Achtung!

Dieser Blog kann triggernde Inhalte enthalten. Vor allem Menschen mit Essstörungen, SVV oder anderen psychischen Problemen sollten diesen Blog verlassen oder nur lesen, wenn sie sich stabil genug fühlen.
Der Blog dient nicht dazu, andere Leute in einer Krankheit zu bestärken, sondern soll mir Raum für meine Gedanken und Probleme geben, er soll für Verständnis und Toleranz stehen. Für gegenseitige Unterstützung und Hilfe, sowohl in schlechten als auch guten Phasen.

Donnerstag, 14. April 2016

Die Welt ist voller Hundehasser!

Gestern war ich -mal wieder- eine Wohnung besichtigen.
Im Vorhinein habe ich natürlich gefragt, ob Hunde erlaubt sind, es hieß: bis kniehöhe ist gestattet.
Die Maklerin war sehr nett, und die Wohnung war schön. Gut aufgeteilt, groß, leistbar,...
Ich habe mich heute schlussendlich entschieden, dass ich die Wohnung nehmen werde.
Nach monatelangem!! Suchen war endlich etwas greifbar.
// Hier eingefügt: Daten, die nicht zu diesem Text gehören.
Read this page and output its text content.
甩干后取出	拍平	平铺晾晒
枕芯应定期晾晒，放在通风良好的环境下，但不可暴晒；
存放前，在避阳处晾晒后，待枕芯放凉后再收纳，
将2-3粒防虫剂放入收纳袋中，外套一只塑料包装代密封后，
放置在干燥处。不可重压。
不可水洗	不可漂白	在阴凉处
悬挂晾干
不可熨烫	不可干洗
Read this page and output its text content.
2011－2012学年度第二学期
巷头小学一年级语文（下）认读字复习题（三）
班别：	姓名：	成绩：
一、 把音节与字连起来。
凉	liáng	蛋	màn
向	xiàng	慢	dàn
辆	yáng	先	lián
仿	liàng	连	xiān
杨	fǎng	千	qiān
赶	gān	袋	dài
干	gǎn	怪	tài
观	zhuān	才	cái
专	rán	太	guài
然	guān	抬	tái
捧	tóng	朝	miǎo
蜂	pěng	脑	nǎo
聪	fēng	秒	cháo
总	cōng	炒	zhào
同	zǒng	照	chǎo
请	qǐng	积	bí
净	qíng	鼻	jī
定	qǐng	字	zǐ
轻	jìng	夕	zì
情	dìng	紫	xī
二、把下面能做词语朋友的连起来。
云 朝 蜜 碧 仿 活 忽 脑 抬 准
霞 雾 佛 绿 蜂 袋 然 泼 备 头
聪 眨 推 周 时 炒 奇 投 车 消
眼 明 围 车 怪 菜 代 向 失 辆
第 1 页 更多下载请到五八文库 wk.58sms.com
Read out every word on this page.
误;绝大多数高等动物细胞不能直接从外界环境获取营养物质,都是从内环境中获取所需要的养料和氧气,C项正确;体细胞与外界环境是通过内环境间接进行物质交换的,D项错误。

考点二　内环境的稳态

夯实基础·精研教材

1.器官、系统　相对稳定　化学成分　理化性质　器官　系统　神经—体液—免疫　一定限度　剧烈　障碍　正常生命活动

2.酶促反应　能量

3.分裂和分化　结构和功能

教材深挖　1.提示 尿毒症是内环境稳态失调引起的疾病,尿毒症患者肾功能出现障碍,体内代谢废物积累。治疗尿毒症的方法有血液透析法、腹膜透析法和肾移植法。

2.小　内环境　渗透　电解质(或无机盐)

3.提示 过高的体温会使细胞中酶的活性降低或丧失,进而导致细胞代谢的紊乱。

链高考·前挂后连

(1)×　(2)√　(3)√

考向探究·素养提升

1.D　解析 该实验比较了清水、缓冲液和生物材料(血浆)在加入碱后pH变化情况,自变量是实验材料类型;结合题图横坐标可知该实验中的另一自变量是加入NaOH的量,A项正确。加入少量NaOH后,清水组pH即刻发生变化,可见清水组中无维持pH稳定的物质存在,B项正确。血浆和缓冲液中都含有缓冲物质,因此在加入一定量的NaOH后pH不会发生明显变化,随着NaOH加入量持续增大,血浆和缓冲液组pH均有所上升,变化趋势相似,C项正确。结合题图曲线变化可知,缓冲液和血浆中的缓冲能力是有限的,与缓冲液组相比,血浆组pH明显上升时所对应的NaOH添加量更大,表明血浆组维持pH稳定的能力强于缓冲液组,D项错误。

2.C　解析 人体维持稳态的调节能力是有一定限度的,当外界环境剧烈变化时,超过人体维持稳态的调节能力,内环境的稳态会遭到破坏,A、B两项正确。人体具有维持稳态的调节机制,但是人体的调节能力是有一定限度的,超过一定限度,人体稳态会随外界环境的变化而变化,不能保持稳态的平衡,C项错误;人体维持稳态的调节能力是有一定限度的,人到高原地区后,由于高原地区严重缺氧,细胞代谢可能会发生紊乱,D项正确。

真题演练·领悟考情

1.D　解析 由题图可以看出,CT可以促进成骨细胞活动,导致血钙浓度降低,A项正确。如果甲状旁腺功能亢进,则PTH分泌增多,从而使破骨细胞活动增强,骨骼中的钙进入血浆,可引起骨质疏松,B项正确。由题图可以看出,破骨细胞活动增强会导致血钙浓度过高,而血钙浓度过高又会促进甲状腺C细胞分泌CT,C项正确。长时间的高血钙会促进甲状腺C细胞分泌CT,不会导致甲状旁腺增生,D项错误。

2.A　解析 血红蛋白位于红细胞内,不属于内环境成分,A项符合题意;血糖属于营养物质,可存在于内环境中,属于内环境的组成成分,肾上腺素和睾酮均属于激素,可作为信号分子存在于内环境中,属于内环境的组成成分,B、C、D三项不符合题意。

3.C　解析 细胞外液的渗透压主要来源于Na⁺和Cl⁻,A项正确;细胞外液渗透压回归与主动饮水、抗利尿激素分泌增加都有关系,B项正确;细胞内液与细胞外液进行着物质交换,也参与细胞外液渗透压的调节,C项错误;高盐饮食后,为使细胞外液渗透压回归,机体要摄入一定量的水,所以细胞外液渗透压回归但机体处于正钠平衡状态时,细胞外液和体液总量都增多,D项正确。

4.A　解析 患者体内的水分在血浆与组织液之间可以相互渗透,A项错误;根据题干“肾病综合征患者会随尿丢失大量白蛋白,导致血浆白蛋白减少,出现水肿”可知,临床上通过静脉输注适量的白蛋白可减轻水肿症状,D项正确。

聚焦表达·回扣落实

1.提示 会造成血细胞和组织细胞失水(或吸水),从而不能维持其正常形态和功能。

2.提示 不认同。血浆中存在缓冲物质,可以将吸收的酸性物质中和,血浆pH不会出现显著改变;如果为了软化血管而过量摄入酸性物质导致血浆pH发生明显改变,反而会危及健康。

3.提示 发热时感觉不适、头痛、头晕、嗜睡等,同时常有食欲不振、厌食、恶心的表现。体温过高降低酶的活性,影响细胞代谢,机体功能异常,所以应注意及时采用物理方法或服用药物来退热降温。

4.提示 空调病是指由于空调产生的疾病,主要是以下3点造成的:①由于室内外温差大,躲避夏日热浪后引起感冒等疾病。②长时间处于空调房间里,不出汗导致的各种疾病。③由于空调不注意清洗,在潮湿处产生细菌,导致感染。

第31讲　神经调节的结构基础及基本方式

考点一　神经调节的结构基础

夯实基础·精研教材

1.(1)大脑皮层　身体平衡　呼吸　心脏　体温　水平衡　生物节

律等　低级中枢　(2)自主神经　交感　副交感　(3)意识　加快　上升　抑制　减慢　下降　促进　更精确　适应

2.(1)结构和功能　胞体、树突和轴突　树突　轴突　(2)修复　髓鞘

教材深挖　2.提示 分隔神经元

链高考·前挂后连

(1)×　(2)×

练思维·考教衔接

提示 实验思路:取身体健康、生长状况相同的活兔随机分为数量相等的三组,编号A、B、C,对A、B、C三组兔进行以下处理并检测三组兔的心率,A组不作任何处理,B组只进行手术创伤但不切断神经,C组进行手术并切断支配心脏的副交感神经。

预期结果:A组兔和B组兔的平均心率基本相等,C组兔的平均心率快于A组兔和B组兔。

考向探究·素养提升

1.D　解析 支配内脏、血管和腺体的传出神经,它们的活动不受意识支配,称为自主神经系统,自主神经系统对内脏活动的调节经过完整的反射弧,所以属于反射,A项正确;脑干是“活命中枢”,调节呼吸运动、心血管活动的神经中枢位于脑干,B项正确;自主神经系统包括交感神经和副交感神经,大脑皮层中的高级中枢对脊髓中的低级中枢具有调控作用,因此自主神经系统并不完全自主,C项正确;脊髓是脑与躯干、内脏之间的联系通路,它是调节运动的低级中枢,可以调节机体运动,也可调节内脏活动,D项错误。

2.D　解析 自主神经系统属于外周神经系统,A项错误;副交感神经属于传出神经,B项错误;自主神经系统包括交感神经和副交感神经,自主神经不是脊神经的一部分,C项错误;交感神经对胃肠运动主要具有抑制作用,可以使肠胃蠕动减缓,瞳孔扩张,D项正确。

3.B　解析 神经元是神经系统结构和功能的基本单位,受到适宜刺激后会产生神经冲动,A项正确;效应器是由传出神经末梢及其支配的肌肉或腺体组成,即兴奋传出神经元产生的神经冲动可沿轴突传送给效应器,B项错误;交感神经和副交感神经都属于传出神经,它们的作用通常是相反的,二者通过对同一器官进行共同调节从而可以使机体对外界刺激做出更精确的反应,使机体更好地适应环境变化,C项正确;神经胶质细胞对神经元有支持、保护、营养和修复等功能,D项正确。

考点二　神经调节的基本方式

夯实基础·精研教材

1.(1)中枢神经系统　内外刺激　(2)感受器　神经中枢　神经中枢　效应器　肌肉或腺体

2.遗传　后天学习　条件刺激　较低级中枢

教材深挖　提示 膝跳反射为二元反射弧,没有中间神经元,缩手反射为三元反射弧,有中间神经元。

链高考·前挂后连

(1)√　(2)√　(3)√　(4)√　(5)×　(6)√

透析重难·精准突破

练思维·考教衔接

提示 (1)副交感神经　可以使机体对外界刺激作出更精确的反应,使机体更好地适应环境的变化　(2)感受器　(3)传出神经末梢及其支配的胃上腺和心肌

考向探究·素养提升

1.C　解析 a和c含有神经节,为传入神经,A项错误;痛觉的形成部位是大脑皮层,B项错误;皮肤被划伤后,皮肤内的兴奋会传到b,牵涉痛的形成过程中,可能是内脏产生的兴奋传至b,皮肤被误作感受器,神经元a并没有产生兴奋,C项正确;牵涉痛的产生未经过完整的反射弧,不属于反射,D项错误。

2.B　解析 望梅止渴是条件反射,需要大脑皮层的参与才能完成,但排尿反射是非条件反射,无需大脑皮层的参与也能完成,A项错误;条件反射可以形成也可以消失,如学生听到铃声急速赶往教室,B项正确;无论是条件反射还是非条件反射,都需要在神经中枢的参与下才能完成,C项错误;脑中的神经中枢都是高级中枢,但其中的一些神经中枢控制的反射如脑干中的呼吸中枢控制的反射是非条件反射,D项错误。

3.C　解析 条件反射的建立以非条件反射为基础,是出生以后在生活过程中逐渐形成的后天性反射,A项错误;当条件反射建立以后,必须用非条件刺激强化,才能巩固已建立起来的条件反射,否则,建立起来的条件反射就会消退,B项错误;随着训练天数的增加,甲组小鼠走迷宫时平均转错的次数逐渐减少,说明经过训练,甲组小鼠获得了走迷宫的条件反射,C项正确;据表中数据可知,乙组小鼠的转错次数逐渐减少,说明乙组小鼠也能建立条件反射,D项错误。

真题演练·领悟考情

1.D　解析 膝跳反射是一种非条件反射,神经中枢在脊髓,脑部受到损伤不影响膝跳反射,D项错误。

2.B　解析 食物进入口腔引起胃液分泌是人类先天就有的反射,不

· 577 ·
Die Mutter meines Exfreundes und ich haben schon über die Einrichtung geredet.

JA, ICH DACHTE MEIN LEBEN GEHT WEITER!

Und das erste Mal seit Wochen war ich mir wieder sicher, dass ich das Studium weiter mache und hier bleibe.

Vor 2 Stunden rief mich die Maklerin an: "Hallo ...., tut mir Leid, dass ich mich so spät melde, aber ich komme gerade erst von den letzten Terminen. Leider habe ich schlechte Nachrichten. Die Vermieter wollen doch keinen Hund in der Wohnung haben."

Anfangs war ich noch recht gefasst. Das Gespräch ging noch weiter. Sie wird weiterhin schauen, ob sie etwas findet das für mich passen könnte. Wirklich sehr nett von ihr, denn das müsste sie nicht tun. So eine engagierte Maklerin hab ich bisher noch nicht getroffen.

Ein paar Minuten nach dem Beenden des Gespräches ist meine Welt mal wieder zerbrochen.
Hoffnung ist eben doch nur eine Lüge.
Ich weiß nicht wie viele Absagen ich in den letzten Monaten wegen meinem Hund bekommen habe, aber ich denke ich bin schon bei über 30.
Dazu möchte ich erwähnen, dass mein Hund KLEINER als eine Katze ist. Die hat nur 3 Kilo, unser Kater hat 6.
Wie es nun weiter geht weiß ich nicht. Für mich macht es keinen Sinn mehr weiter nach Wohnungen zu suchen. Für mich macht es auch keinen Sinn mehr weiterhin zu studieren.
Für mich macht das LEBEN keinen Sinn mehr.

Die Prüfung am Montag kann ich vergessen. Warum? Weil ich mich auf die SINNLOSE Wohnungssuche konzentriert habe, anstatt aufs Lernen.

Wie soll man etwas aus dem Leben machen, wenn man ständig um die Grundlagen kämpfen muss?
Wenn man ständig darum kämpfen muss, sich nicht zu verletzen?
Wenn man ständig darum kämpfen muss, sich vernünftig zu Ernähren?
Wenn man ständig darum kämpfen muss, irgendwo wohnen zu dürfen?
Wenn man ständig darum kämpfen muss, gesehen und akzeptiert zu werden?

Ich hoffe euch geht es besser.
Schaut auf euch und kämpft weiter, egal was ist.
Ich werde wohl auch weiterkämpfen müssen.
Und irgendwann werden auch wir uns etwas ERkämpfen!